Moléculas a reacción

Blog de divulgación del Instituto de Síntesis Química y Catálisis Homogénea

¿Se puede descocer un huevo?

José I. García Laureiro, ISQCH

Quizá deberíamos empezar preguntándonos a quién le interesaría saber si se puede descocer un huevo. Pues a unos científicos, ¿a quién si no? La noticia ha escapado de los habitualmente opacos circuitos de las publicaciones especializadas para saltar a las redes sociales y las noticias: bioquímicos y químicos estadounidenses y australianos han conseguido, en colaboración, “descocer un huevo”, algo que hasta ahora se hubiera tenido como el paradigma de lo irreversible [1]. Bueno, ya sabemos lo que pasa con los titulares: tienden a ser un pelín sensacionalistas para captar la atención de los potenciales lectores. En realidad, lo que han conseguido estos investigadores es reconstituir algunas proteínas de una clara de huevo cocinada a 90º C. Para comprender bien el alcance de este logro, deberíamos primero entender qué pasa cuando hervimos una clara de huevo, o cualquier otra proteína.

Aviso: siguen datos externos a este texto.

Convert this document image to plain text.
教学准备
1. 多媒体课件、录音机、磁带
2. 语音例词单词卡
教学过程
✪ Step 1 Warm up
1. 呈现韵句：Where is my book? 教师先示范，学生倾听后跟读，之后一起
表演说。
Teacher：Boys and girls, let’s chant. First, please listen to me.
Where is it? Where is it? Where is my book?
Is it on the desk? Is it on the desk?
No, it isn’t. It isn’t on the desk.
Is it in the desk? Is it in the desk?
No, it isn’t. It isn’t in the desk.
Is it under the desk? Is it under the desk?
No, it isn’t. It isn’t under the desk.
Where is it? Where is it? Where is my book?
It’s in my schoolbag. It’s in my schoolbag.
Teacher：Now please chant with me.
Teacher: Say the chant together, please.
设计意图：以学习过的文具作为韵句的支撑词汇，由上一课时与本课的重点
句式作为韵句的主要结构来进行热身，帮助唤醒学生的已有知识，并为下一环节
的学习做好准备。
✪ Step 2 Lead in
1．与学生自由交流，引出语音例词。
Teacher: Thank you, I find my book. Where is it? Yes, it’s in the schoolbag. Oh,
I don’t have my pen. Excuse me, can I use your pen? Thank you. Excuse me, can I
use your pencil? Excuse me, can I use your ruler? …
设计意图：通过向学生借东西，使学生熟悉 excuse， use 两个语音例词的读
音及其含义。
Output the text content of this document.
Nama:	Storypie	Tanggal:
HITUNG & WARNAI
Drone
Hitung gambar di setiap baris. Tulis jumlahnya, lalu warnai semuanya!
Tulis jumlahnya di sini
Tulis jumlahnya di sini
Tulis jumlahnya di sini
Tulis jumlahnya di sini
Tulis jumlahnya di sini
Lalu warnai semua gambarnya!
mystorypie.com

Cristal y estructura molecular de la lisozima

Cristal y estructura molecular (secundaria y terciaria) de la lisozima

Las proteínas están compuestas por cadenas peptídicas, que a su vez constan de una serie de aminoácidos enlazados uno tras otro de una forma determinada, conocida precisamente como enlace peptídico. Estas cadenas pueden constar de decenas y hasta cientos de aminoácidos, escogidos de un selecto club de 20 miembros: el de los aminoácidos proteinogénicos. Cada proteína del organismo se caracteriza por una longitud y un orden determinado de los aminoácidos en la cadena (secuencia). Esto es lo se denomina estructura primaria de la proteína. Por ejemplo, la lisozima, un enzima que protege de las bacterias y que se encuentra en las lágrimas y la clara de huevo con idéntico propósito, consta de una secuencia de 185 aminoácidos. Pero la estructura primaria solo es el primer peldaño hacia la estructura proteica final. Las cadenas peptídicas, lejos de ser más o menos lineales, se organizan, retorciéndose, doblándose y enrollándose a causa de interacciones químicas que se establecen entre átomos de la cadena peptídica o entre átomos de la cadena y moléculas de agua o iones externos a la misma. Esto da lugar a estructuras tridimensionales, que se conocen como estructuras secundaria y terciaria de las proteínas. El proceso de formación de la estructura tridimensional a partir de la secuencia más o menos extendida de la cadena peptídica se conoce como plegamiento (o folding, en inglés). Es la estructura tridimensional la que proporciona funcionalidad a las proteínas. En el caso de la lisozima, su actividad como glicanohidrolasa, capaz de atacar algunos componentes de las paredes bacterianas, provocando su ruptura. En otros casos, como el del colágeno, proporcionando la resistencia y elasticidad que requieren muchos tejidos. ¿Qué pasa si la proteína pierde su estructura tridimensional nativa? Pues que deja de funcionar. El proceso de desplegado parcial o total de una proteína se conoce como desnaturalización.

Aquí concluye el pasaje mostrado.